Monday, July 17, 2017

In my book, "To See Who's There." It will be out in the world any minute

Martin Johnson Heade, Magnolias on Gold Cloth, 1880-90

the first to open all, poised ten feet above our fuss.
As far as she’s concerned … well, she’s not, is she?
Her splendor cows me.
On this Tuesday morning I feel aged, dry, critical, although
I’ve used my potions.
Lousy sleep. Awake at 4 a.m., 5, 5:30. Sweaty.
And I feel short.
Arrogant” comes to us via Old French from Latin— 'claiming for oneself',
from the verb arrogare.
Soon the fraying, browning, finishing. Disarray happens.
An old record plays. Mother and nuns scolding:
No one likes a complainer.”
Wipe that look off.”
Jesus suffered.”
My sweet dog’s done her business and here is the poor bloom (soon to die) again.
The magnolia deflects my murky sensibility.
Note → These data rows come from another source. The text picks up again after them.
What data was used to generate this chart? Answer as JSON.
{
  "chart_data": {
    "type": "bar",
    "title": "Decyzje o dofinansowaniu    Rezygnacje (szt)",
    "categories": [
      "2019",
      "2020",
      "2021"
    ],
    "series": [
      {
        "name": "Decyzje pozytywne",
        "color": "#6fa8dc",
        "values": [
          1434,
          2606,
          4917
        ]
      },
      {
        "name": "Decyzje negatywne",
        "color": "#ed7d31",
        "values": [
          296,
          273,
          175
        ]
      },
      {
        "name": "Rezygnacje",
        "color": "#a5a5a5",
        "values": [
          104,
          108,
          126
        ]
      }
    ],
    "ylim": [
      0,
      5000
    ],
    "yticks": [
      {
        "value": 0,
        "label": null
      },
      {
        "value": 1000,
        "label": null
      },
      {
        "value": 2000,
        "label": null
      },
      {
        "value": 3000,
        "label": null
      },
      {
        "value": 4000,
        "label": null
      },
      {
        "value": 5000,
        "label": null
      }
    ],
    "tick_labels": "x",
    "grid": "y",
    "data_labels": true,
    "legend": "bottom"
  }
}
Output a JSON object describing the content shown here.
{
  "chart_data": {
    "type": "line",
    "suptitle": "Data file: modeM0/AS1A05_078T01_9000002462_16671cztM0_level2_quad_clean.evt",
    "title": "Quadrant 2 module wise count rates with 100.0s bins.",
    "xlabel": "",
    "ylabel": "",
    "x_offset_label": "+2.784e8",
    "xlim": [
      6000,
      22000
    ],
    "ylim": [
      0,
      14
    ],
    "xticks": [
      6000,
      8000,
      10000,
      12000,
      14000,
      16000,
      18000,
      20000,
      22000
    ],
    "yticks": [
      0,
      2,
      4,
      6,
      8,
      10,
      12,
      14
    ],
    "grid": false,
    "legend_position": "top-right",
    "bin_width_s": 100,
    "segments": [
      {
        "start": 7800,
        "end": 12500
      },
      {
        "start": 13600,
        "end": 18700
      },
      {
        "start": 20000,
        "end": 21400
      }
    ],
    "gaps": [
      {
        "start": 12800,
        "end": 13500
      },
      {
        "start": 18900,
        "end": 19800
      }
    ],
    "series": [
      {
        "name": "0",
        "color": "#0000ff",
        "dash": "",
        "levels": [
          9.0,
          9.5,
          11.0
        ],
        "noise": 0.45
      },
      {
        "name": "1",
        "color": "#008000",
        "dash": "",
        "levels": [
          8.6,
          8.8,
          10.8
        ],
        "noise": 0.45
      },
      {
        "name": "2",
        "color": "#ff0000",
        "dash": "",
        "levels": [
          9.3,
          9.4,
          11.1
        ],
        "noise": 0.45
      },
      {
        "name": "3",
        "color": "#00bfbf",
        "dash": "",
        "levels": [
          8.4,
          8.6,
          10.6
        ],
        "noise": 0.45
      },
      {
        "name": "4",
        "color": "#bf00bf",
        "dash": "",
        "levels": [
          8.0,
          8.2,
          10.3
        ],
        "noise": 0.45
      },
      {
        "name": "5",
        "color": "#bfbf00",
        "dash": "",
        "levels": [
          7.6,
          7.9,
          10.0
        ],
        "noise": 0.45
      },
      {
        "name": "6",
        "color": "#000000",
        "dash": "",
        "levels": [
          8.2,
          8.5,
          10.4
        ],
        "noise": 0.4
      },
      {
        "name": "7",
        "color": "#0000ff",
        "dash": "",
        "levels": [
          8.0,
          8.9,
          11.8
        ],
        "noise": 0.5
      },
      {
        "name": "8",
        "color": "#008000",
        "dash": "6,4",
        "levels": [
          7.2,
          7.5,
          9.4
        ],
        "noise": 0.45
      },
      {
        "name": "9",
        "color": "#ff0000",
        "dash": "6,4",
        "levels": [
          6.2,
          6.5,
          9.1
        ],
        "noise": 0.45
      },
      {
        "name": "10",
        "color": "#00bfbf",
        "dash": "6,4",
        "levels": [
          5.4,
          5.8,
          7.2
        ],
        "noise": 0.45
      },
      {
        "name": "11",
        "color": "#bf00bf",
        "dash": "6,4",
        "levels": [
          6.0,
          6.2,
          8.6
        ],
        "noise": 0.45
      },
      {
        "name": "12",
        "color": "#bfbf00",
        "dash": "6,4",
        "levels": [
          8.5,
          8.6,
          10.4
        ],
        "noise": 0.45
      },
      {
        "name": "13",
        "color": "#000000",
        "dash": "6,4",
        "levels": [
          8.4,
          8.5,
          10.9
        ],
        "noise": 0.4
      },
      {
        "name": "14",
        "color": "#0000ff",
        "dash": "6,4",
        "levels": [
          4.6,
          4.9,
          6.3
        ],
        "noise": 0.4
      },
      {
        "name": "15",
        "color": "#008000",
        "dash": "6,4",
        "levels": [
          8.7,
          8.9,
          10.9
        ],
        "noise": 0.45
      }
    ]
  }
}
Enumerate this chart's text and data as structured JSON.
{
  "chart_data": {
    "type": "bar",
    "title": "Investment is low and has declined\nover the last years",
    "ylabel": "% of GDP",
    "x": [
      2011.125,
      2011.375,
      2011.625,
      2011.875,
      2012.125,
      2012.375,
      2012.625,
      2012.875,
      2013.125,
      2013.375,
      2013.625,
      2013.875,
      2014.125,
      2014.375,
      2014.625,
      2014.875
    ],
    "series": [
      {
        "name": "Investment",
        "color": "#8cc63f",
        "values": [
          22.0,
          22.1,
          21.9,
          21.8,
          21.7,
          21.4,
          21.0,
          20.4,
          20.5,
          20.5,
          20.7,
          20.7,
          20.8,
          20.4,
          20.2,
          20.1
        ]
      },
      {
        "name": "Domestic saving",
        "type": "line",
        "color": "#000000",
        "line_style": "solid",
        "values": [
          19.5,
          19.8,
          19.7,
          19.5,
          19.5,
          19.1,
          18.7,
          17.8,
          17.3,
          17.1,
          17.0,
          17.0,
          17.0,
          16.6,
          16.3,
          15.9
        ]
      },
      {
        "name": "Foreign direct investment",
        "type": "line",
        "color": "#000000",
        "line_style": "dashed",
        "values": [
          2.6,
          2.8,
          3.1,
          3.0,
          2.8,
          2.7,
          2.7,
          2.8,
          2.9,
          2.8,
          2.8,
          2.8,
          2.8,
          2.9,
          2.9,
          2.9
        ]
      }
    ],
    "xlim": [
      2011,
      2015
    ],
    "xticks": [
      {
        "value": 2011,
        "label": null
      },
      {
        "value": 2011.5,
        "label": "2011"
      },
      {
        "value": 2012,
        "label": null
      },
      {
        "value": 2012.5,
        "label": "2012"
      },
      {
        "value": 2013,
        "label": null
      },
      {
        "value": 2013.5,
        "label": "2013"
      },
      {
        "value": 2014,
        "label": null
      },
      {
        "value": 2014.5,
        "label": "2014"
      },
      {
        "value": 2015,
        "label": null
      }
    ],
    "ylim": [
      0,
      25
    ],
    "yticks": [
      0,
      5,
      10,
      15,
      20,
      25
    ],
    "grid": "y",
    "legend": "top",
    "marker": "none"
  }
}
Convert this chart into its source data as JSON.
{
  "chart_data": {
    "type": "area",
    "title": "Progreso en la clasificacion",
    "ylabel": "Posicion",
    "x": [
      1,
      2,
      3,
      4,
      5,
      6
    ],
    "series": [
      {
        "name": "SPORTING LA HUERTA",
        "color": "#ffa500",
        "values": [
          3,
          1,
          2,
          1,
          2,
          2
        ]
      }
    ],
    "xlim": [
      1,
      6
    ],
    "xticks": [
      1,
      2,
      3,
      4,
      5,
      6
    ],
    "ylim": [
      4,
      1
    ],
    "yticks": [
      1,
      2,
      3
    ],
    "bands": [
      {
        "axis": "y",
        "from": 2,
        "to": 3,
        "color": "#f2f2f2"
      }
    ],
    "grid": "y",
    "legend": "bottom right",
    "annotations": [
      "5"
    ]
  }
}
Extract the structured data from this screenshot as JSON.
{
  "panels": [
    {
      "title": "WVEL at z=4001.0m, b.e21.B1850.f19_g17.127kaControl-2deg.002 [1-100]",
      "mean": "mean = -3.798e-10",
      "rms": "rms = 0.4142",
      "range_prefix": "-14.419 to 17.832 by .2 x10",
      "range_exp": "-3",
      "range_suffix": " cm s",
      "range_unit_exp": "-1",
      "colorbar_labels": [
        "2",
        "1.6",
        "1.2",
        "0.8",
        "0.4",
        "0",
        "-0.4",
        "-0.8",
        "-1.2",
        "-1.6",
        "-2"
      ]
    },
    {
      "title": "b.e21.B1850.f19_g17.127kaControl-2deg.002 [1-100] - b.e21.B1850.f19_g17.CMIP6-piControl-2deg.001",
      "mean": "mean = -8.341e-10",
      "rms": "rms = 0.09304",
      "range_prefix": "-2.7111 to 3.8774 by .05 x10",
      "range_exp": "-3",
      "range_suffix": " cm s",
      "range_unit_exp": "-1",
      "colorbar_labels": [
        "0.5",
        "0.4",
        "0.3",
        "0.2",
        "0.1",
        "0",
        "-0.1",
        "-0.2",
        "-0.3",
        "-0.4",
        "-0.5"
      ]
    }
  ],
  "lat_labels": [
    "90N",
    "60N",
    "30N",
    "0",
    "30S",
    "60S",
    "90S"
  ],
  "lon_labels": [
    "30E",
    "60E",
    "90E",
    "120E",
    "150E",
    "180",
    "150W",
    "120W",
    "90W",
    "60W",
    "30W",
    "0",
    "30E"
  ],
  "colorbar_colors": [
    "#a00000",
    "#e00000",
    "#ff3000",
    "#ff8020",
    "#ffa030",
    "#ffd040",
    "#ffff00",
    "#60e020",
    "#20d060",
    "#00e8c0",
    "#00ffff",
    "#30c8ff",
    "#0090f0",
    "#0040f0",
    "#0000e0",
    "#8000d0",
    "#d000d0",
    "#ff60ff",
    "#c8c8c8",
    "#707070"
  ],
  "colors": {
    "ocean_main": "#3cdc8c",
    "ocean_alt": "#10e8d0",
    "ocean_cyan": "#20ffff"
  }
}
Flowers, leaves, trunks, weeds, grass—
all of it—brushes me off. Of course.
Home and somewhat smoothed, despite the visit from my scolds,
despite the niggling moans from death.


Mathew Paust said...

"And I feel short." Humor, the saving grace. The poem is alive!

Ruby Jo Faust said...

I agree with Matthew. In many of your poems there is an arresting phrase or detail that communicates humility as well as humor and fun. It is like your casual self-deprecation that always makes me want to hug you when we are together.

Elizabeth said...

There is so much I love in this poem. I especially enjoyed the line breaks.
Do you have a new book of poetry out?